In the spirt of the partnership with Tezz and to keep growing, I started Blueprint Group, because I’m so passionate about the concept of team, that it takes a village. The vision was a group of managers and building a management firm. The Maverick situation came from a similar way of thinking. Guy Oseary and I were talking and building all the time, so it was natural. In the midst of sharing things, Guy said, what if we brought all these managers together from different genres? I said, let’s get in a room and have a meeting of the minds. It was incredible and we were all on the same page to have this group that represented all genres—Madonna, U2, Paul McCartney, Lil Wayne, Nicki Minaj and the new era of G-Eazy and Belly and what have you. It was a natural domino effect when you have like-minded individuals, and when you have Michael Rapino supporting the vision, there are absolutely no ceilings.

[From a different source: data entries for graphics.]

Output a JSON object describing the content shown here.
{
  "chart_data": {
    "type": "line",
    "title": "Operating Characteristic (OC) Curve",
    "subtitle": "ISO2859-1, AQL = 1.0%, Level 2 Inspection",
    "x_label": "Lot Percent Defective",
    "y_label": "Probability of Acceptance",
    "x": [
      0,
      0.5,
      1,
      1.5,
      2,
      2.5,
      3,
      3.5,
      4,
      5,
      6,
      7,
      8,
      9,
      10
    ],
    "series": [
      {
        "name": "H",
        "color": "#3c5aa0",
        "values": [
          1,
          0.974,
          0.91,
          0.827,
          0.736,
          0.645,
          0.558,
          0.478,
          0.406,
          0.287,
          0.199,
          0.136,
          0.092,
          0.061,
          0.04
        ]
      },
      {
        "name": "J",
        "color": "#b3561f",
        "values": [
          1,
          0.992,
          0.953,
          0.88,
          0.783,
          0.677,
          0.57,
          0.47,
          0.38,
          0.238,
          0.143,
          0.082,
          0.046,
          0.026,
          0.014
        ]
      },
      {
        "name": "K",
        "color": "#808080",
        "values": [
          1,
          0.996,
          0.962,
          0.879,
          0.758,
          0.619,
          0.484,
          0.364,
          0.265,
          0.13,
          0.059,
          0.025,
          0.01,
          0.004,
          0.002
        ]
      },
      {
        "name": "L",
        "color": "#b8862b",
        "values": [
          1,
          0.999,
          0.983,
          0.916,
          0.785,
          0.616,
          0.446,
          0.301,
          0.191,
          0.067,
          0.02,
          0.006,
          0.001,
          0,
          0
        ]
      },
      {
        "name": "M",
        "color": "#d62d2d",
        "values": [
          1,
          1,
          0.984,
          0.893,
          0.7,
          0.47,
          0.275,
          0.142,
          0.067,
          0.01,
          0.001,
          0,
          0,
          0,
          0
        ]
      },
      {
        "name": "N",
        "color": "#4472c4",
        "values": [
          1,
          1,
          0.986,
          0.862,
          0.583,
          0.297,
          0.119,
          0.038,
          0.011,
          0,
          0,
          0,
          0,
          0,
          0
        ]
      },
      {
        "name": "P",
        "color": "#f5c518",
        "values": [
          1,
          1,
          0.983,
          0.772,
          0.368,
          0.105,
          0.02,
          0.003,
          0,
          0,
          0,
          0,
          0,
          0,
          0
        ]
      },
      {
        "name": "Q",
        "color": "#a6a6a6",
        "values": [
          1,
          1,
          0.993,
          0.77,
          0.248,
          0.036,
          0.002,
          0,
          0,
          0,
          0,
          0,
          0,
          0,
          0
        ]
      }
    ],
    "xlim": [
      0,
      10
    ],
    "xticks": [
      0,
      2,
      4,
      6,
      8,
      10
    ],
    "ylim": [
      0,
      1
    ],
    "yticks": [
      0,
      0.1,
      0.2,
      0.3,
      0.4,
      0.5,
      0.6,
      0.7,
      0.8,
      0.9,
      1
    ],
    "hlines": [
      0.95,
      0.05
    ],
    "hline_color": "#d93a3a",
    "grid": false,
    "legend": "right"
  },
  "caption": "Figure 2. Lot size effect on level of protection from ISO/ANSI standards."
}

Roberson explains to HITS' Simon Glickman that there's a big difference between spitting a verse and doing a spit-take.→

Is it more like a supergroup of management companies, or one big thing with a common flow?
Definitely the latter. It’s the true philosophy of strength in numbers; true communication and conversation. If I need something from Guy or Adam Leber or Ron Laffitte or Scott Rodger or Larry Rudolph, it’s there, and vice versa. We’re all moving forward on opportunities as a collective unit.

What’s on deck?
Marc E. Bassy, a new artist on Republic out of the Bay Area. He opened for G-Eazy on some shows and he has a new single, “You and Me” featuring G-Eazy, coming out soon. He’s teed up and next up to bat.


Which team members would you like to call out?
My partners Tezz Bryant and Shawn Gee—Shawn oversees the touring division; our GM, Al Branch, who runs radio and marketing; Jean Nelson, President of the Blueprint Group label division; Matt Ferrigno, who’s head of branding and endorsement, Brian Sher, who’s head of the film and TV division; Abe Burns; and Bryan Calhoun, who holds down my digital endeavors.

Finally, what do you think is most important for growing and maintaining an artist brand once the artist is established?
The music is the key to it all. And the ability to reinvent yourself every time and be connected to youth culture every time, with every project, is what I’d deem the secret sauce of it all. Because it’s the foundation to the building.